Le nouveau garde de nuit regarda dans le dos de son collègue qu'il venait relever. La silhouette dans le couloir s'arrêta et se retourna à demi, la casquette couverte de tâches de suif bien enfoncée sur la tête. Il releva une caisse de métal qu'il portait à bout de bras tout en grognant :

- Y'a une fuite, M'sieur. Les p'tites dames de l'entretien m'ont dit de v'nir. Faudrait pas que ça fasse moisir la maison, sinon j'vais perdre mon travail.

- Détendez-vous, l'ami, soupira le garde relevé, un peu méfiant. Y'a un peuple monstre dans cette baraque rien que pour l'entretenir jour et nuit... en plus il va dans la direction opposée.

- Ouais... circulez, grommela le nouveau venu. Et ne traînez pas trop tard.

- J'ferai d'mon mieux, répondit-il en haussant les épaules et en tournant les talons pour reprendre sa route.

Le garde l'observa jusqu'à ce qu'il tourne à l'angle, quelques mètres plus loin, puis retourna à sa prise de poste.

Oliver poussa un soupir discret tout en continuant son chemin, le pas long, relevant juste un peu sa casquette pour mieux voir sa route.

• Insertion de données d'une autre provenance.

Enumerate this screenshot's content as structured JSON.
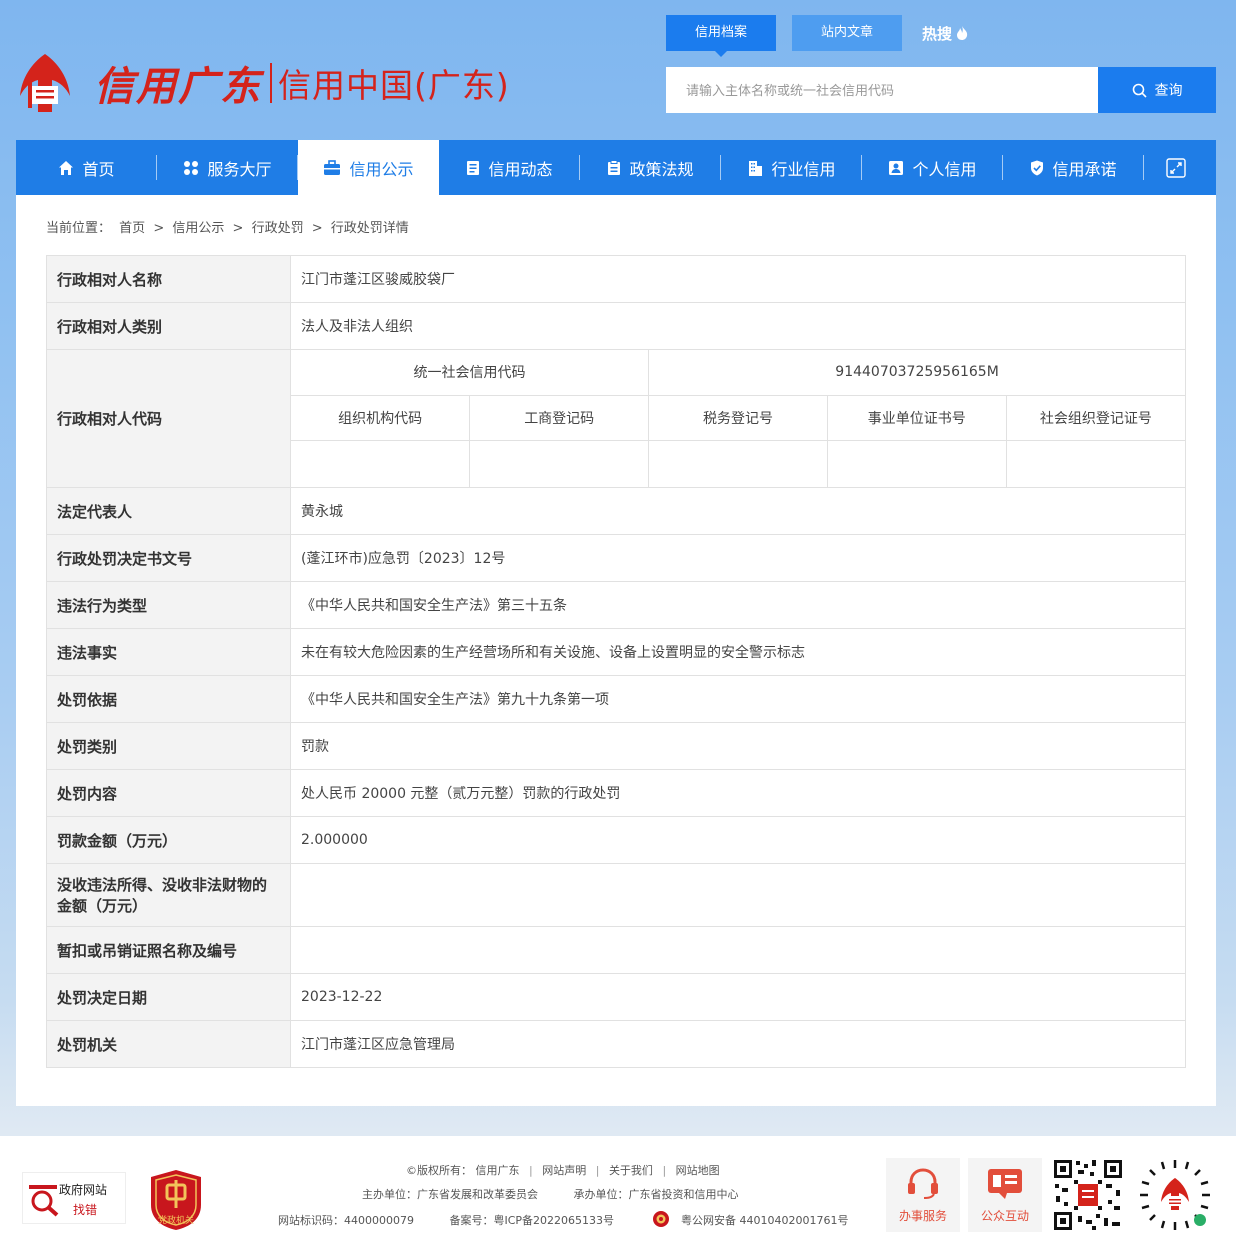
{
  "header": {
    "logo_script": "信用广东",
    "logo_text": "信用中国(广东)",
    "top_tabs": [
      {
        "label": "信用档案",
        "active": true
      },
      {
        "label": "站内文章",
        "active": false
      }
    ],
    "hot_label": "热搜",
    "search_placeholder": "请输入主体名称或统一社会信用代码",
    "search_button": "查询"
  },
  "nav": {
    "items": [
      {
        "label": "首页",
        "icon": "home-icon"
      },
      {
        "label": "服务大厅",
        "icon": "grid-icon"
      },
      {
        "label": "信用公示",
        "icon": "briefcase-icon",
        "active": true
      },
      {
        "label": "信用动态",
        "icon": "document-icon"
      },
      {
        "label": "政策法规",
        "icon": "clipboard-icon"
      },
      {
        "label": "行业信用",
        "icon": "building-icon"
      },
      {
        "label": "个人信用",
        "icon": "id-card-icon"
      },
      {
        "label": "信用承诺",
        "icon": "shield-check-icon"
      }
    ]
  },
  "breadcrumb": {
    "prefix": "当前位置：",
    "items": [
      "首页",
      "信用公示",
      "行政处罚",
      "行政处罚详情"
    ],
    "separator": ">"
  },
  "detail": {
    "name_label": "行政相对人名称",
    "name_value": "江门市蓬江区骏威胶袋厂",
    "type_label": "行政相对人类别",
    "type_value": "法人及非法人组织",
    "code_label": "行政相对人代码",
    "uscc_label": "统一社会信用代码",
    "uscc_value": "91440703725956165M",
    "code_headers": [
      "组织机构代码",
      "工商登记码",
      "税务登记号",
      "事业单位证书号",
      "社会组织登记证号"
    ],
    "code_values": [
      "",
      "",
      "",
      "",
      ""
    ],
    "rows": [
      {
        "label": "法定代表人",
        "value": "黄永城"
      },
      {
        "label": "行政处罚决定书文号",
        "value": "(蓬江环市)应急罚〔2023〕12号"
      },
      {
        "label": "违法行为类型",
        "value": "《中华人民共和国安全生产法》第三十五条"
      },
      {
        "label": "违法事实",
        "value": "未在有较大危险因素的生产经营场所和有关设施、设备上设置明显的安全警示标志"
      },
      {
        "label": "处罚依据",
        "value": "《中华人民共和国安全生产法》第九十九条第一项"
      },
      {
        "label": "处罚类别",
        "value": "罚款"
      },
      {
        "label": "处罚内容",
        "value": "处人民币 20000 元整（贰万元整）罚款的行政处罚"
      },
      {
        "label": "罚款金额（万元）",
        "value": "2.000000"
      },
      {
        "label": "没收违法所得、没收非法财物的金额（万元）",
        "value": ""
      },
      {
        "label": "暂扣或吊销证照名称及编号",
        "value": ""
      },
      {
        "label": "处罚决定日期",
        "value": "2023-12-22"
      },
      {
        "label": "处罚机关",
        "value": "江门市蓬江区应急管理局"
      }
    ]
  },
  "footer": {
    "gov_badge_line1": "政府网站",
    "gov_badge_line2": "找错",
    "party_badge": "党政机关",
    "copyright_prefix": "©版权所有：",
    "links": [
      "信用广东",
      "网站声明",
      "关于我们",
      "网站地图"
    ],
    "sponsor": "主办单位：广东省发展和改革委员会",
    "undertaker": "承办单位：广东省投资和信用中心",
    "site_id": "网站标识码：4400000079",
    "icp": "备案号：粤ICP备2022065133号",
    "police": "粤公网安备 44010402001761号",
    "service_label": "办事服务",
    "interact_label": "公众互动"
  },
  "colors": {
    "primary": "#1f7de6",
    "brand_red": "#d4231b",
    "label_bg": "#f3f3f3",
    "border": "#e1e1e1"
  }
}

Ses yeux vairons étaient bien trop atypiques pour qu'il laisse quiconque les voir, même par accident.

Il emprunta un escalier annexe, un peu en retrait, qu'il avait pris quand il était enfant et qu'il jouait avec les enfants du personnel d'entretien. Qui de mieux qu'un enfant pour connaître une maison et tous ses recoins les plus intéressants pour s'en faire des cachettes ? Même si cet après-midi de jeu était lointain, Oliver avait gardé ce souvenir bien vif en lui. N'ayant pas vraiment un talent naturel pour l'infiltration et la filouterie, il comptait en partie sur sa chance pour le sauver et le guider.

Une fois l'escalier dévalé, il se faufila dans un dédale de petits couloirs peu empruntés à cette heure tardive. La maison dormait assez sereinement. Les gens de l'entretien s'activaient désormais tout en bas, en cuisine et en salle de réception.

Il s'apprêtait à sortir des espaces de service, mais il s'arrêta brusquement alors qu'un garde circulait. Oliver se plaqua contre le mur du petit couloir, dans l'obscurité, et l'observa s'éloigner. Le sang pulsait jusque dans ses tympans alors qu'il réalisait :

- J'ai été trop lent, la garde a déjà été relevée...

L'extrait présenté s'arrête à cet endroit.